T 3.77 Insufficient acceptance of information security

Various circumstances can lead to a lack of acceptance of information security in an organisation or parts of an organisation, and therefore a lack of understanding of the need to impose and implement security safeguards. This could be due to any of the following reasons, for example:

• the culture of the government agency or company (along the lines of: "That's how it has always been!", "We trust our employees, so we don't have to lock anything up", "What can go wrong?", or "These security safeguards just disrupt workflows"),
• lack of role models, for example when a superior does not lead by setting a good example, or
• different social environments or cultural backgrounds ("Different countries, different customs!"). Typical problems may arise when certain user rights or even the hardware or software allocated to a user are viewed as status symbols.
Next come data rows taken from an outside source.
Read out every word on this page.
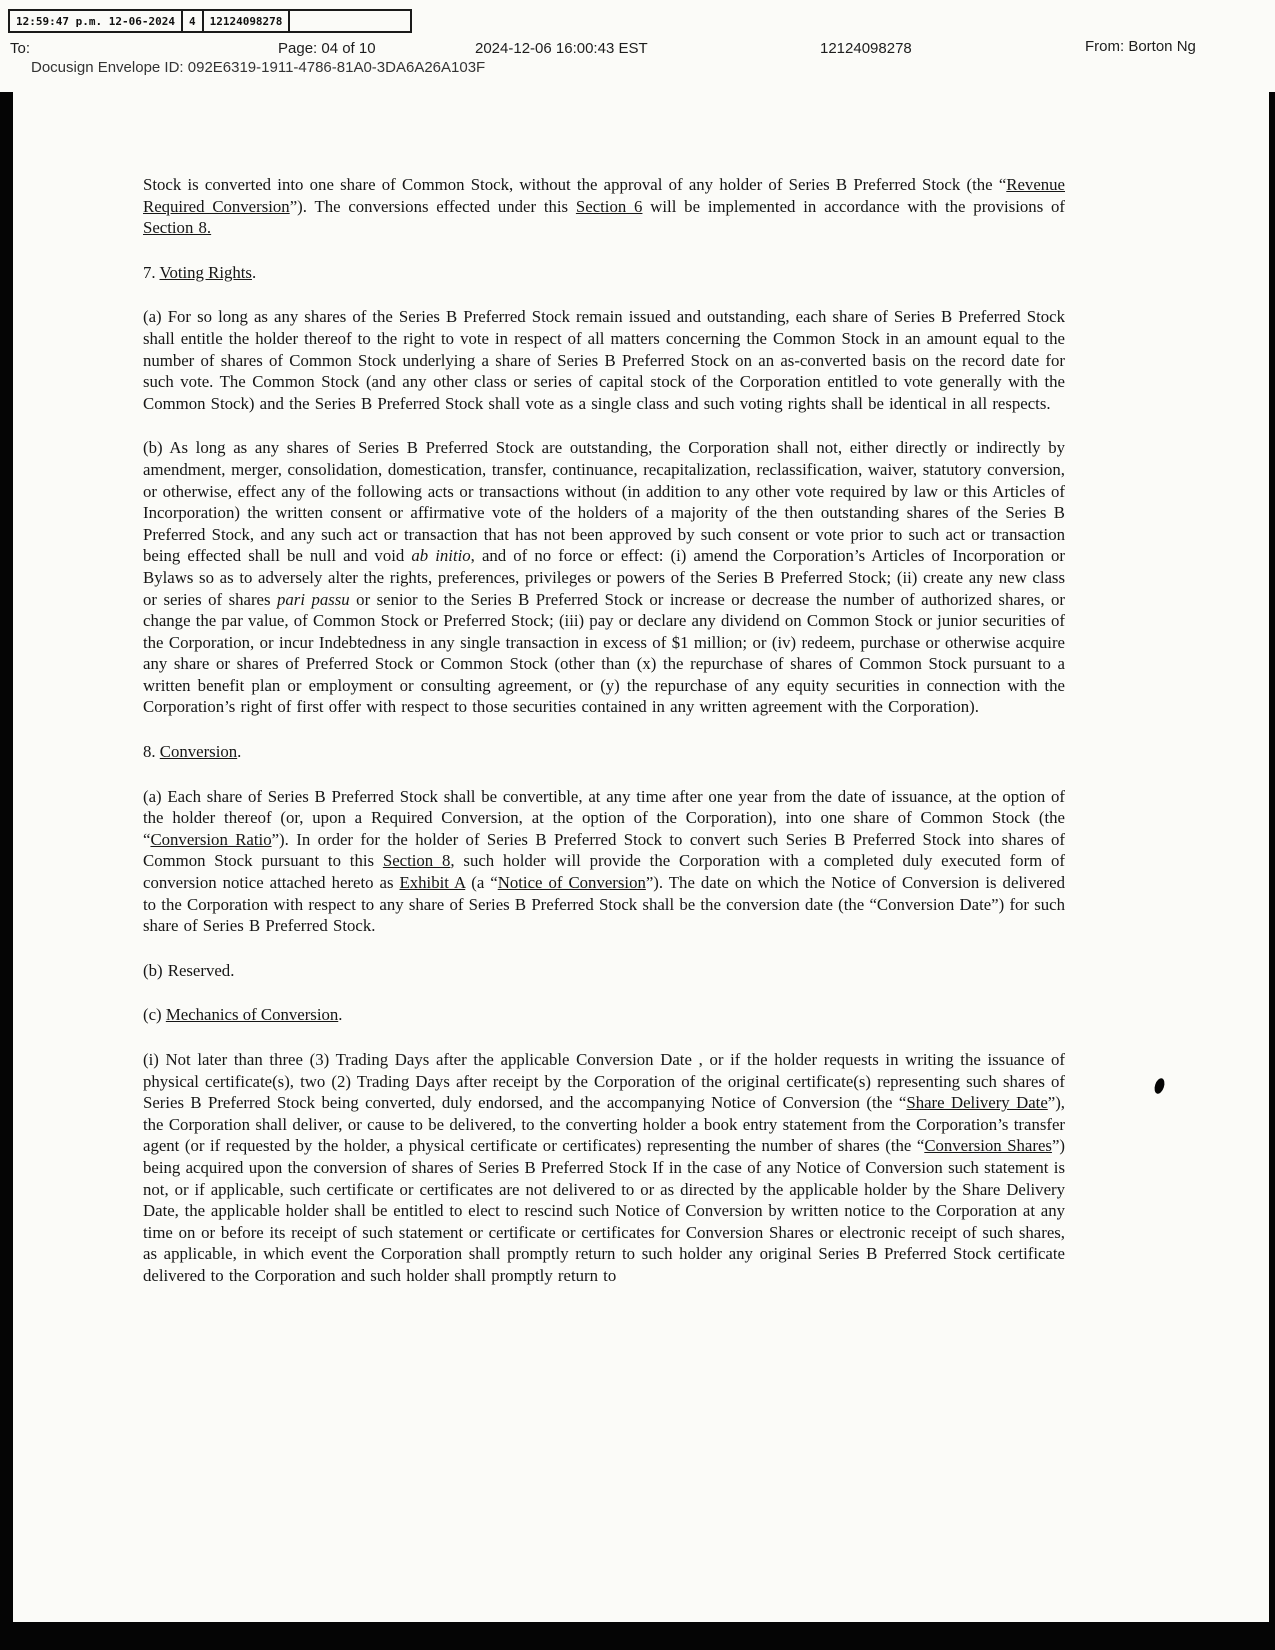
12:59:47 p.m. 12-06-2024	4	12124098278
To:	Page: 04 of 10	2024-12-06 16:00:43 EST	12124098278	From: Borton Ng
Docusign Envelope ID: 092E6319-1911-4786-81A0-3DA6A26A103F

Stock is converted into one share of Common Stock, without the approval of any holder of Series B Preferred Stock (the “Revenue Required Conversion”). The conversions effected under this Section 6 will be implemented in accordance with the provisions of Section 8.

7. Voting Rights.

(a) For so long as any shares of the Series B Preferred Stock remain issued and outstanding, each share of Series B Preferred Stock shall entitle the holder thereof to the right to vote in respect of all matters concerning the Common Stock in an amount equal to the number of shares of Common Stock underlying a share of Series B Preferred Stock on an as-converted basis on the record date for such vote. The Common Stock (and any other class or series of capital stock of the Corporation entitled to vote generally with the Common Stock) and the Series B Preferred Stock shall vote as a single class and such voting rights shall be identical in all respects.

(b) As long as any shares of Series B Preferred Stock are outstanding, the Corporation shall not, either directly or indirectly by amendment, merger, consolidation, domestication, transfer, continuance, recapitalization, reclassification, waiver, statutory conversion, or otherwise, effect any of the following acts or transactions without (in addition to any other vote required by law or this Articles of Incorporation) the written consent or affirmative vote of the holders of a majority of the then outstanding shares of the Series B Preferred Stock, and any such act or transaction that has not been approved by such consent or vote prior to such act or transaction being effected shall be null and void ab initio, and of no force or effect: (i) amend the Corporation’s Articles of Incorporation or Bylaws so as to adversely alter the rights, preferences, privileges or powers of the Series B Preferred Stock; (ii) create any new class or series of shares pari passu or senior to the Series B Preferred Stock or increase or decrease the number of authorized shares, or change the par value, of Common Stock or Preferred Stock; (iii) pay or declare any dividend on Common Stock or junior securities of the Corporation, or incur Indebtedness in any single transaction in excess of $1 million; or (iv) redeem, purchase or otherwise acquire any share or shares of Preferred Stock or Common Stock (other than (x) the repurchase of shares of Common Stock pursuant to a written benefit plan or employment or consulting agreement, or (y) the repurchase of any equity securities in connection with the Corporation’s right of first offer with respect to those securities contained in any written agreement with the Corporation).

8. Conversion.

(a) Each share of Series B Preferred Stock shall be convertible, at any time after one year from the date of issuance, at the option of the holder thereof (or, upon a Required Conversion, at the option of the Corporation), into one share of Common Stock (the “Conversion Ratio”). In order for the holder of Series B Preferred Stock to convert such Series B Preferred Stock into shares of Common Stock pursuant to this Section 8, such holder will provide the Corporation with a completed duly executed form of conversion notice attached hereto as Exhibit A (a “Notice of Conversion”). The date on which the Notice of Conversion is delivered to the Corporation with respect to any share of Series B Preferred Stock shall be the conversion date (the “Conversion Date”) for such share of Series B Preferred Stock.

(b) Reserved.

(c) Mechanics of Conversion.

(i) Not later than three (3) Trading Days after the applicable Conversion Date , or if the holder requests in writing the issuance of physical certificate(s), two (2) Trading Days after receipt by the Corporation of the original certificate(s) representing such shares of Series B Preferred Stock being converted, duly endorsed, and the accompanying Notice of Conversion (the “Share Delivery Date”), the Corporation shall deliver, or cause to be delivered, to the converting holder a book entry statement from the Corporation’s transfer agent (or if requested by the holder, a physical certificate or certificates) representing the number of shares (the “Conversion Shares”) being acquired upon the conversion of shares of Series B Preferred Stock If in the case of any Notice of Conversion such statement is not, or if applicable, such certificate or certificates are not delivered to or as directed by the applicable holder by the Share Delivery Date, the applicable holder shall be entitled to elect to rescind such Notice of Conversion by written notice to the Corporation at any time on or before its receipt of such statement or certificate or certificates for Conversion Shares or electronic receipt of such shares, as applicable, in which event the Corporation shall promptly return to such holder any original Series B Preferred Stock certificate delivered to the Corporation and such holder shall promptly return to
Restrictions in these areas may meet enormous resistance.

Example:

• In a military environment, superiors often assume that they can order their subordinates to implement security safeguards. However, experience has also shown in these cases that employees who have not been informed of the reasons and purpose of the security safeguards will bypass them when the security safeguards are simply viewed as a hindrance to their actual duties.
• An order to only use secure passwords on a military IT system led to the implementation of a password generator. It generated random 16-character passwords that were displayed on the screen one time only for 10 seconds. This provided enough time to write the password on a note. However, since many people find it difficult to remember a password like "aN§3bGP?tz1BuH89", the notes were not destroyed as ordered and were often stored in the vicinity of the computers instead.